In the aftermath of the U.S. missile attack on Saddam Hussein's intelligence headquarters in Iraq this past weekend - in response to a plot to assassinate former President George Bush - questions are being raised about whether the attack was appropriate and what, if anything, was accomplished.

Clearly, the impact of 23 Tomahawk cruise missiles, each with a half-ton warhead, must have caused considerable damage to the headquarters in downtown Baghdad, but it's doubtful the barrage crippled Iraq's far-flung intelligence capacity, despite President Clinton's claim.In fact, the compound, with its collection of sophisticated equipment, had been destroyed during the Gulf War and was subsequently rebuilt. No doubt the same thing will happen once more.

Experts note that the strength of any intelligence service is not in a particular building, it's in the people who operate it. Since the attack was purposely timed in the middle of the night to reduce casualties, most of Iraq's intelligence leaders probably escaped with their lives.

And while the assault was designed to "send a message" to Saddam, the effect is unlikely to cause Iraq to give up its support of terrorist operations. In a desire for revenge, the opposite might be true. If a crushing defeat in the Gulf War, including a destructive aerial bombardment, did not deflate Saddam, a single missile barrage is hardly the answer, either.

The example of Israel is food for thought. For decades, the Israeli policy has always been to answer terrorist attacks with massive military firepower against guerrilla bases and Palestinian refugee camps alike. Yet the tough retaliation policy has not stopped frequent guerrilla strikes against Israel.

Iraq can be expected to appeal for sympathy as an innocent victim of U.S. aggression and may receive some support in the Middle East where a current of Arab resentment against the West still runs deep.

The U.S. missile barrage also has caused painful questions to be asked even by America's friends in the region who were part of the Gulf War alliance. The first response of friend and foe alike has been to ask: "Why the swift attack against Iraq, yet the failure to help Muslims in Bosnia? The United States has a double standard when it comes to Muslims."

All the protests in the world that the two situations are not comparable are not going to convince many Arabs.

Yet having noted all these negatives, it is difficult to fault Clinton for lashing back at Iraq. This was not a knee-jerk reaction. Evidence was carefully gathered and it seems clear that there was indeed a plot against Bush's life when he visited Kuwait this past April. True, the would-be assassination was inept and never got off the ground and 14 plotters are now on trial for their lives in Kuwait.

The United States could have ignored the botched plot. But a would-be attempt on the life of an American ex-president, financed and directed by a foreign government, cannot be lightly dismissed, no matter how bungling the plotters.

Iraq is already under world sanctions, but is slowly rebuilding its civilian and military facilities despite the embargo. Aside from some show of force, a public "statement," so to speak, there were few other options to make American displeasure and anger shown.

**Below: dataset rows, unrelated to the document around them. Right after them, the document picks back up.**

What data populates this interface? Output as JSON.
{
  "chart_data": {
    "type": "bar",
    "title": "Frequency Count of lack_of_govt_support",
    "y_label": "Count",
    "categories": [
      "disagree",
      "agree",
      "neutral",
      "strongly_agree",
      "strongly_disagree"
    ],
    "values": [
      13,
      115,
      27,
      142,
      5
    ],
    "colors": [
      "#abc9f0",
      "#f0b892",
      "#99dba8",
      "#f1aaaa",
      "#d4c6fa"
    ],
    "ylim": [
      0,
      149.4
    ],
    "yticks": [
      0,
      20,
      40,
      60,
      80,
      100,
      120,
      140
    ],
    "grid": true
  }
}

One final comment. Some people have wondered if Clinton might have used the opportunity to bolster his personal popularity, taking a page out of Bush's experience in seeing his political standing soar after the Gulf War. Polls show the American people heavily approve the missile strike against Iraq.

But Clinton administration officials deny any such considerations entered into the decision and it would be churlish to think otherwise. Americans may not always agree with a commander-in-chief's decision. But when a president - any president - takes the awesome step to use military force, domestic politics must always be set aside.